Photo : Institut Václav Klaus
VÁCLAV KLAUS
Professeur Suver, distingués invités, Mesdames et Messieurs,
Je vous remercie de m'avoir ramené à Istanbul et de m'avoir invité à cette dernière session du Forum, où j'ai le plaisir de retrouver certains de mes anciens collègues.
Le forum de l'année dernière a été influencé par deux événements : d'une part, le tremblement de terre dévastateur qui a frappé ce pays et son voisinage et, d'autre part, les préparatifs du centième anniversaire de la Turquie moderne. Comme nous le constatons aujourd'hui, ces deux événements ont démontré la force interne du pays, le fonctionnement efficace de ses institutions et, surtout, la cohésion du pays dans un environnement international en pleine mutation, en particulier dans le voisinage de votre pays.
Je fais toujours attention aux noms des conférences auxquelles je participe. Le titre du forum de l'année dernière, "Mettre fin à la méfiance, construire la coopération", était particulièrement important pour moi. La méfiance générale entre les nations, les institutions et les personnes, qui s'est considérablement accrue à la suite du conflit russo-ukrainien il y a deux ans, est devenue la nouvelle caractéristique dominante du monde d'aujourd'hui. J'apprécie le rôle de votre pays et du président Erdogan dans les efforts déployés pour mettre fin au conflit.
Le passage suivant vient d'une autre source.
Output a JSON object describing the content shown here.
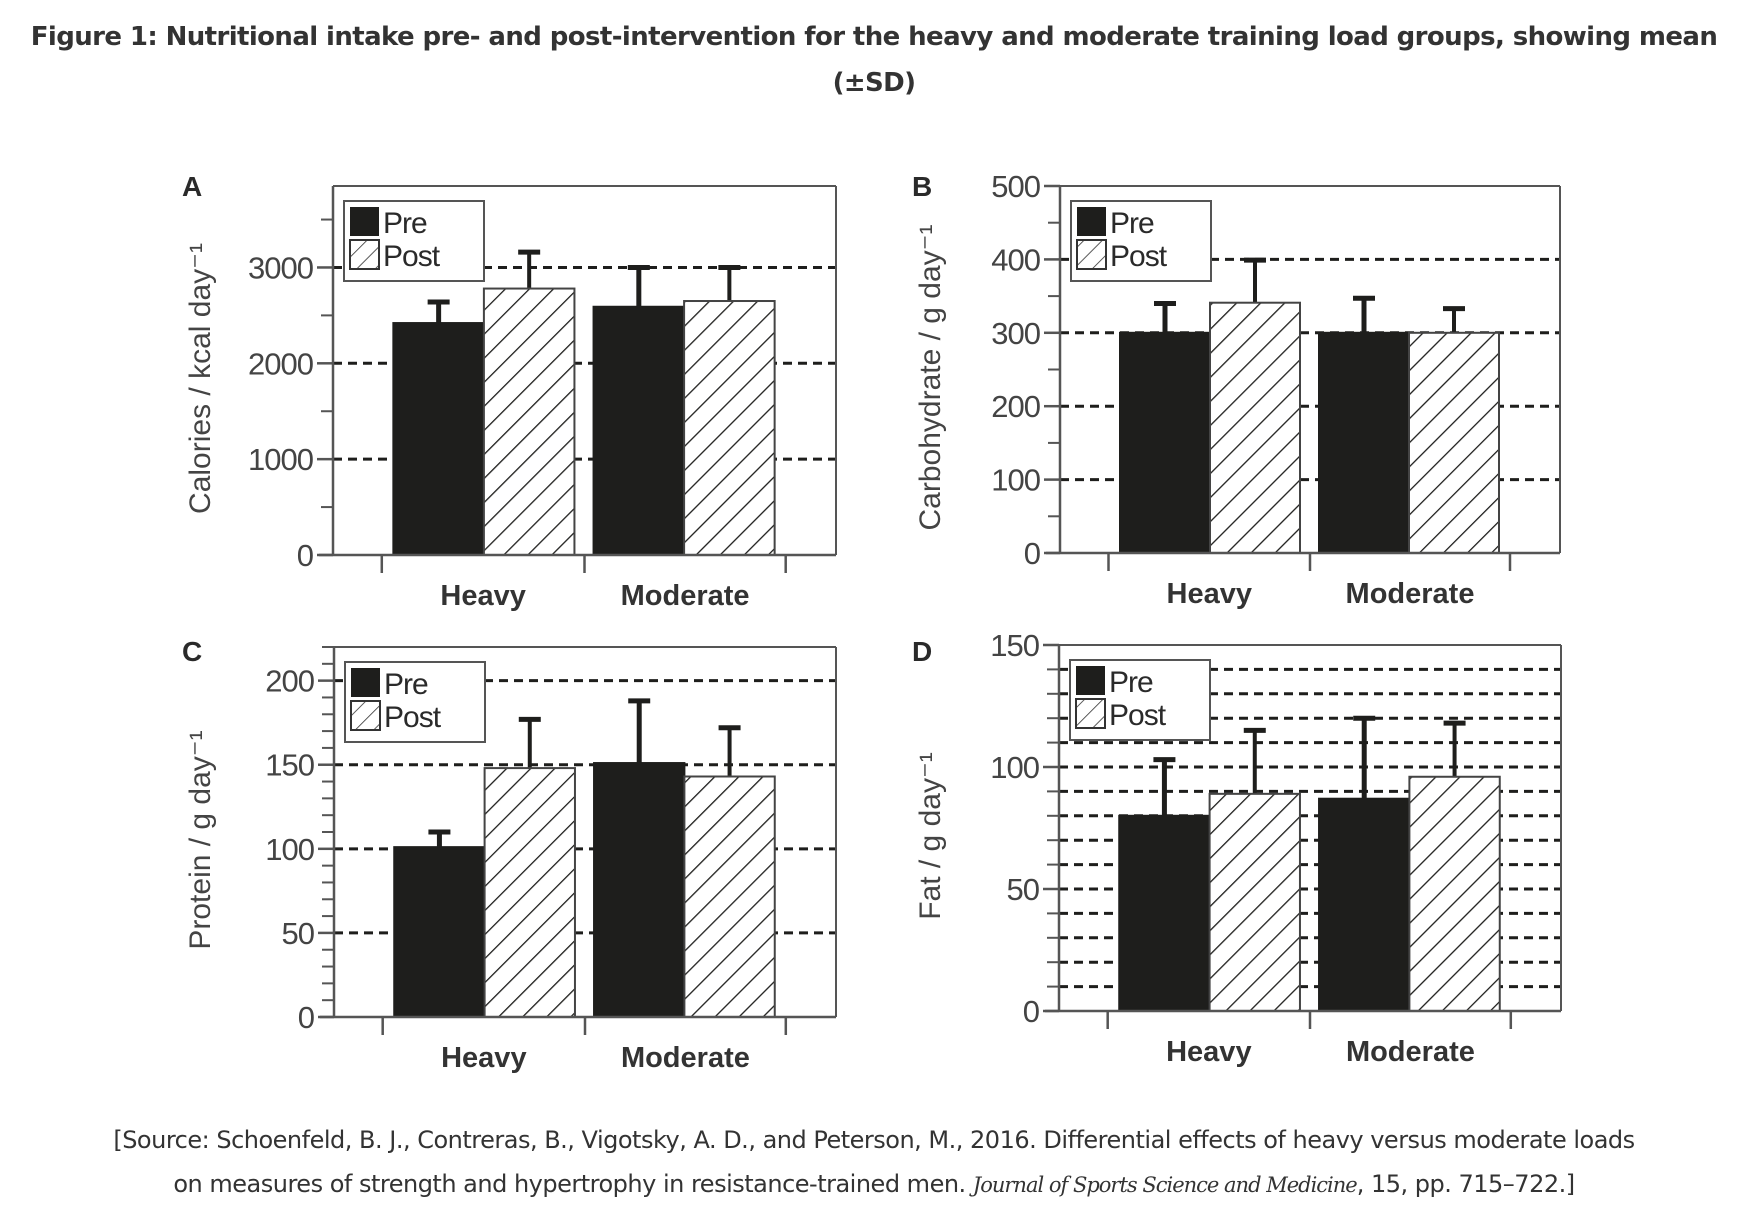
{
  "figure": {
    "title_line1": "Figure 1: Nutritional intake pre- and post-intervention for the heavy and moderate training load groups, showing mean",
    "title_line2": "(±SD)",
    "source_line1": "[Source: Schoenfeld, B. J., Contreras, B., Vigotsky, A. D., and Peterson, M., 2016. Differential effects of heavy versus moderate loads",
    "source_line2_pre": "on measures of strength and hypertrophy in resistance-trained men. ",
    "source_journal": "Journal of Sports Science and Medicine",
    "source_line2_post": ", 15, pp. 715–722.]"
  },
  "legend": {
    "entries": [
      {
        "name": "Pre",
        "fill": "solid",
        "color": "#1e1e1c"
      },
      {
        "name": "Post",
        "fill": "hatched",
        "color": "#1e1e1c"
      }
    ],
    "placement": "top-left"
  },
  "chart_data": [
    {
      "panel": "A",
      "type": "bar",
      "title": "",
      "xlabel": "",
      "ylabel": "Calories / kcal day⁻¹",
      "categories": [
        "Heavy",
        "Moderate"
      ],
      "series": [
        {
          "name": "Pre",
          "values": [
            2420,
            2590
          ],
          "sd": [
            220,
            410
          ]
        },
        {
          "name": "Post",
          "values": [
            2780,
            2650
          ],
          "sd": [
            380,
            350
          ]
        }
      ],
      "ylim": [
        0,
        3850
      ],
      "yticks": [
        0,
        1000,
        2000,
        3000
      ],
      "ytick_labels": [
        "0",
        "1000",
        "2000",
        "3000"
      ],
      "minor_step": 500,
      "gridlines": [
        1000,
        2000,
        3000
      ],
      "grid": true,
      "legend": "top-left"
    },
    {
      "panel": "B",
      "type": "bar",
      "title": "",
      "xlabel": "",
      "ylabel": "Carbohydrate / g day⁻¹",
      "categories": [
        "Heavy",
        "Moderate"
      ],
      "series": [
        {
          "name": "Pre",
          "values": [
            300,
            300
          ],
          "sd": [
            40,
            47
          ]
        },
        {
          "name": "Post",
          "values": [
            341,
            300
          ],
          "sd": [
            58,
            33
          ]
        }
      ],
      "ylim": [
        0,
        500
      ],
      "yticks": [
        0,
        100,
        200,
        300,
        400,
        500
      ],
      "ytick_labels": [
        "0",
        "100",
        "200",
        "300",
        "400",
        "500"
      ],
      "minor_step": 50,
      "gridlines": [
        100,
        200,
        300,
        400
      ],
      "grid": true,
      "legend": "top-left"
    },
    {
      "panel": "C",
      "type": "bar",
      "title": "",
      "xlabel": "",
      "ylabel": "Protein / g day⁻¹",
      "categories": [
        "Heavy",
        "Moderate"
      ],
      "series": [
        {
          "name": "Pre",
          "values": [
            101,
            151
          ],
          "sd": [
            9,
            37
          ]
        },
        {
          "name": "Post",
          "values": [
            148,
            143
          ],
          "sd": [
            29,
            29
          ]
        }
      ],
      "ylim": [
        0,
        220
      ],
      "yticks": [
        0,
        50,
        100,
        150,
        200
      ],
      "ytick_labels": [
        "0",
        "50",
        "100",
        "150",
        "200"
      ],
      "minor_step": 10,
      "gridlines": [
        50,
        100,
        150,
        200
      ],
      "grid": true,
      "legend": "top-left"
    },
    {
      "panel": "D",
      "type": "bar",
      "title": "",
      "xlabel": "",
      "ylabel": "Fat / g day⁻¹",
      "categories": [
        "Heavy",
        "Moderate"
      ],
      "series": [
        {
          "name": "Pre",
          "values": [
            80,
            87
          ],
          "sd": [
            23,
            33
          ]
        },
        {
          "name": "Post",
          "values": [
            89,
            96
          ],
          "sd": [
            26,
            22
          ]
        }
      ],
      "ylim": [
        0,
        150
      ],
      "yticks": [
        0,
        50,
        100,
        150
      ],
      "ytick_labels": [
        "0",
        "50",
        "100",
        "150"
      ],
      "minor_step": 10,
      "gridlines": [
        10,
        20,
        30,
        40,
        50,
        60,
        70,
        80,
        90,
        100,
        110,
        120,
        130,
        140
      ],
      "grid": true,
      "legend": "top-left"
    }
  ]
}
Cependant, il reste encore beaucoup à faire. Nous ne sommes pas beaucoup plus près de la fin de cette guerre qu'il y a un an. Le nombre de victimes a considérablement augmenté, l'Ukraine est plus dévastée et plus épuisée. L'humeur et l'état d'esprit des pays belligérants et du reste du monde suggèrent que nous devons cesser de parler et de faire des déclarations fortes mais superficielles. Les actes manquent encore. Je suis convaincu que la communauté internationale, et en particulier ses principaux acteurs, partagent la responsabilité de l'absence d'actions pourtant indispensables.
Malheureusement, il y a quatre mois, un nouveau conflit tragique a éclaté près de la Turquie : l'attaque du Hamas contre Israël et, en représailles, la destruction impitoyable de Gaza. L'attaque brutale contre Israël et l'anéantissement d'une ville entière sont des phénomènes qualitativement nouveaux dans le monde d'aujourd'hui. Ces deux événements ne seront pas oubliés avant des décennies et affecteront certainement les relations entre les pays de la région du Moyen-Orient pendant de nombreuses années.
La communauté internationale ne doit pas attendre passivement un miracle. Elle doit agir, et agir maintenant. La recherche d'une solution ou d'une voie vers une solution ne doit pas se limiter aux événements du premier jour du conflit. Le conflit israélo-arabe (ou israélo-arabe) n'a pas commencé le 7 octobre 2023. La veille, il n'y avait ni paix ni amitié. Nous le savons tous. Le conflit n'est pas né de rien.
Le titre du Forum Marmara de cette année, "Construire la stabilité à partir de la crise", est correct à bien des égards, mais pas dans le cas présent. Nous sommes toujours en crise. Nous sommes loin d'en être sortis. La phase aiguë de la crise doit d'abord être résolue. En Europe centrale, nous sommes inquiets de l'extension possible du conflit et de ses conséquences qui ne sont pas entièrement imaginables.
Là encore, la responsabilité de la communauté internationale et de ses principaux acteurs est cruciale. Ce qui se passe à Gaza n'est ni défendable ni excusable. Une grande conférence de paix est nécessaire pour trouver un nouveau modèle de résolution du dilemme israélo-arabe.
Je parle de la communauté internationale, mais je suis conscient du rôle crucial que la Turquie y joue. Votre pays est l'acteur le plus important de la région. Votre pays ne doit pas attendre que les grandes puissances agissent. Elles n'appartiennent pas à cette région, ne la ressentent pas et ne la comprennent pas très bien. Elles promeuvent leurs propres solutions, leurs propres priorités, leurs propres intérêts. À cet égard, je souhaite à votre pays de réussir.
Václav Klaus, 27e sommet économique eurasien, Istanbul, 22 février 2024.